Though the club remained the dominant power, it went on to win the German football championship again in 1953 as a precursor to the monumental influence it was about to bestow upon the national consciousness.
The 1954 World Cup saw Germany’s return (as West Germany) to the competition while the nation was still trying to get back on its feet in the wake of world conflict.
Drawn in a group with South Korea, Turkey, and a vaunted Hungarian side that was viewed as the tournament favorite on the back of a legendary quartet of players in Ferenc Puskás, Sándor Kocsis, József Bozsik, and Zoltán Czibor, Germany opened group play with a 4-1 win over the Turks before being annihilated by the Mighty Magyars by an 8-3 scoreline, with the Hungarians smashing 17 goals in just two group stage fixtures.
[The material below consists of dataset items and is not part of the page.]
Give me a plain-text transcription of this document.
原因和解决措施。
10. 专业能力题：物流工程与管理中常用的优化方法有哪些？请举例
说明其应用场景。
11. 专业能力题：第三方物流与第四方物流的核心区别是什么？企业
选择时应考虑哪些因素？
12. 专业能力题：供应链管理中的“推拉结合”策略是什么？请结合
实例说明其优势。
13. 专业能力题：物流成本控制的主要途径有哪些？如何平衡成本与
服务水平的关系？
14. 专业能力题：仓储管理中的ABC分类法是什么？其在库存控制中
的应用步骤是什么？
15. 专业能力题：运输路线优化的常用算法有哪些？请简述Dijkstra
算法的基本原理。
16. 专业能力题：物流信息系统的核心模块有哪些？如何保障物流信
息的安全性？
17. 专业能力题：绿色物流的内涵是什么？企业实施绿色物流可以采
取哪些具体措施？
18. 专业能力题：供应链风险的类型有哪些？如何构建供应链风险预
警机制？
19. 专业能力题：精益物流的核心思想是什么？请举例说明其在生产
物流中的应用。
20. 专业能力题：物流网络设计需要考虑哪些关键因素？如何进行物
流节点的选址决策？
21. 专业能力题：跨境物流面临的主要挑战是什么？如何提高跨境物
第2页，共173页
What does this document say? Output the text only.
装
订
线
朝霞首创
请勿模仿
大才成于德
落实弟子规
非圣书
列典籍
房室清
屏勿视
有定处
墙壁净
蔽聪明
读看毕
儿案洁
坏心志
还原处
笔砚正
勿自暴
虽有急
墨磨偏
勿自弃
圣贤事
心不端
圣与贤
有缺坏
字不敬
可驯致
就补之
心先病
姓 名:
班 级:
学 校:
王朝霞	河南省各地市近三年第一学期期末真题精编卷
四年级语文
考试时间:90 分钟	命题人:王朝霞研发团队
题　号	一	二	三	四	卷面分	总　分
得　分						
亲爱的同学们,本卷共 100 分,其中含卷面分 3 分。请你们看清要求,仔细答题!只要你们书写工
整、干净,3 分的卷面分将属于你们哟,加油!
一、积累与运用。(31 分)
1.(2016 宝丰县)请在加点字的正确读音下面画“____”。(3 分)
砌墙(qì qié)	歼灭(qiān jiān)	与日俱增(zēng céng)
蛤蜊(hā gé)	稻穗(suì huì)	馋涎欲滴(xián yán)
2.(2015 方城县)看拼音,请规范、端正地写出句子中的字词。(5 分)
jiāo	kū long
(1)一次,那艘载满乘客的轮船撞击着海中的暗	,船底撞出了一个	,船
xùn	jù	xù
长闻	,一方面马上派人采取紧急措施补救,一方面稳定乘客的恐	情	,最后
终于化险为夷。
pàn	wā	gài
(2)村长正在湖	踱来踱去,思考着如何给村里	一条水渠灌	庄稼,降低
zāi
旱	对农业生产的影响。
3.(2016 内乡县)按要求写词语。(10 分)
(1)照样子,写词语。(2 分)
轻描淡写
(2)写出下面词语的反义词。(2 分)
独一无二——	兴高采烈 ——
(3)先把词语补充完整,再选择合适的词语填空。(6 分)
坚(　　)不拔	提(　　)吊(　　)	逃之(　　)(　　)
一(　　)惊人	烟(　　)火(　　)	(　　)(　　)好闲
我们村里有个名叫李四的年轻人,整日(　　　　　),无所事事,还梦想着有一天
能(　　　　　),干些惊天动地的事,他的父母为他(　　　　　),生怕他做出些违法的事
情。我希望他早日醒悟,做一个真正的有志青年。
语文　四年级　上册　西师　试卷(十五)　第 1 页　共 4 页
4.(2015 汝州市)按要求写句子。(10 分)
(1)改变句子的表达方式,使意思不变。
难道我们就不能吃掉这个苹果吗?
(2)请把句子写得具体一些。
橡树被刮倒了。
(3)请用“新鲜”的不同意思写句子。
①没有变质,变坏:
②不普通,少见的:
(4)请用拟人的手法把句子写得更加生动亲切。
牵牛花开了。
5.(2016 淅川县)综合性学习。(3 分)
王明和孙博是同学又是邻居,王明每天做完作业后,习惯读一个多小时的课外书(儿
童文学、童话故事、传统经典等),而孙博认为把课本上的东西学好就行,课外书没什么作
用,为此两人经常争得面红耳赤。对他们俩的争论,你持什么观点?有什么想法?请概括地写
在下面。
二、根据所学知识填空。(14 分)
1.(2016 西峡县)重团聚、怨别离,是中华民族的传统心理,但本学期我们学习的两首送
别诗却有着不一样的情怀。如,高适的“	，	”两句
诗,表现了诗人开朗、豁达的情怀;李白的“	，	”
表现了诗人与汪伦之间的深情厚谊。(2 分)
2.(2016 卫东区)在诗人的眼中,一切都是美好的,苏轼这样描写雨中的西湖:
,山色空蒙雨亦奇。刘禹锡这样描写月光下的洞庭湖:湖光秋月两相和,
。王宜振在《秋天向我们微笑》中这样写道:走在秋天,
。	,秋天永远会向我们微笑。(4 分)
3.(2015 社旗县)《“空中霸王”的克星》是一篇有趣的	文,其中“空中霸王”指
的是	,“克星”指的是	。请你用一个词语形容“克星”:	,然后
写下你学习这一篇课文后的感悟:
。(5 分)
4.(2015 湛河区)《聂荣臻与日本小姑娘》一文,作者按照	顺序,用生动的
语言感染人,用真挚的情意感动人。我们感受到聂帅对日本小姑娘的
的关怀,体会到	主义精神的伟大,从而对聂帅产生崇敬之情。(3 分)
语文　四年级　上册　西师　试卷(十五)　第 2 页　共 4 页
But Germany would defeat Turkey once again (7-2) in a playoff to see who reached the knockout stage where they first saw off Yugoslavia by a 2-0 scoreline and then dispatched Austria in a 6-1 rout to confirm a rematch against Hungary in the final after Puskás and company defeated both Brazil and Uruguay by the same 4-2 scoreline.
What was to transpire in Switzerland at the Wankdorfstadion in Bern came to be known as Das Wunder von Bern.
Germany fell to an early two-goal deficit courtesy of Puskás and Czibor after just eight minutes, with another rout expected to be on. But 1.FC Nurnberg legend Max Morlock cut the deficit in half just two minutes later and then Essen icon Helmut Rahn leveled matters eight minutes after.
The match would remain deadlocked at 2-2 until the 84th minute when Rahn popped up to bag his brace six minutes from time and Germany’s Vertragsspieler would go on to complete an improbable comeback win against the dominant power of the period.
Victory over a Hungarian side that had not left a football pitch in defeat in four years not only kickstarted the nation on to economic, political, and sporting progression but caused a reversal of fortunes for Hungary that would never see it rise again to such footballing prominence.
For the legendary Fritz Walter, his younger brother Ottmar, Horst Eckel, Werner Kohlmeyer, and Werner Liebrich, it was a day long remembered as all five players plied their trade at Kaiserslautern while the brothers Walter, Kohlmeyer, and Liebrich were all Kaiserslautern-natives and, to this day, are deified figures in the Rhineland-Palatinate region of the country.
Kaislerslautern’s influence on football was not over yet, however, and it would not be until the 1997-98 Bundesliga season that they shocked the German footballing world once again while helping to propel the careers of one young player that would go on to greater things; 21-year-old Michael Ballack.
Under the watchful eye of former Bayern Munich headmaster and managerial icon, Otto Rehhagel, Kaiserslautern became the first and only newly-promoted club to lift the Bundesliga trophy after climbing back into the top flight of German football the season prior by winning the 2.Bundesliga.
Rehhagel managed a side that featured the aged-yet-great Andreas Brehme, Olaf Marschall, and Czech stalwarts Miroslav Kadlec and Pavel Kuka. Together, with notable Bulgarian international Marian Hristov, Swiss midfielder Ciriaco Sforza, and the aforementioned Ballack, Kaiserslautern wrote their name into the history books once more.
Though they have now faded into relative obscurity having first dropped down to the 3.Liga amid a crippling financial crisis thanks to the 2006 World Cup, and now competing once more in the 2.Bundesliga, it is fair to suggest that without Kaiserslautern, the German powerhouse that has left its stamp on the beautiful game would have never been born without 1FCK and its native sons.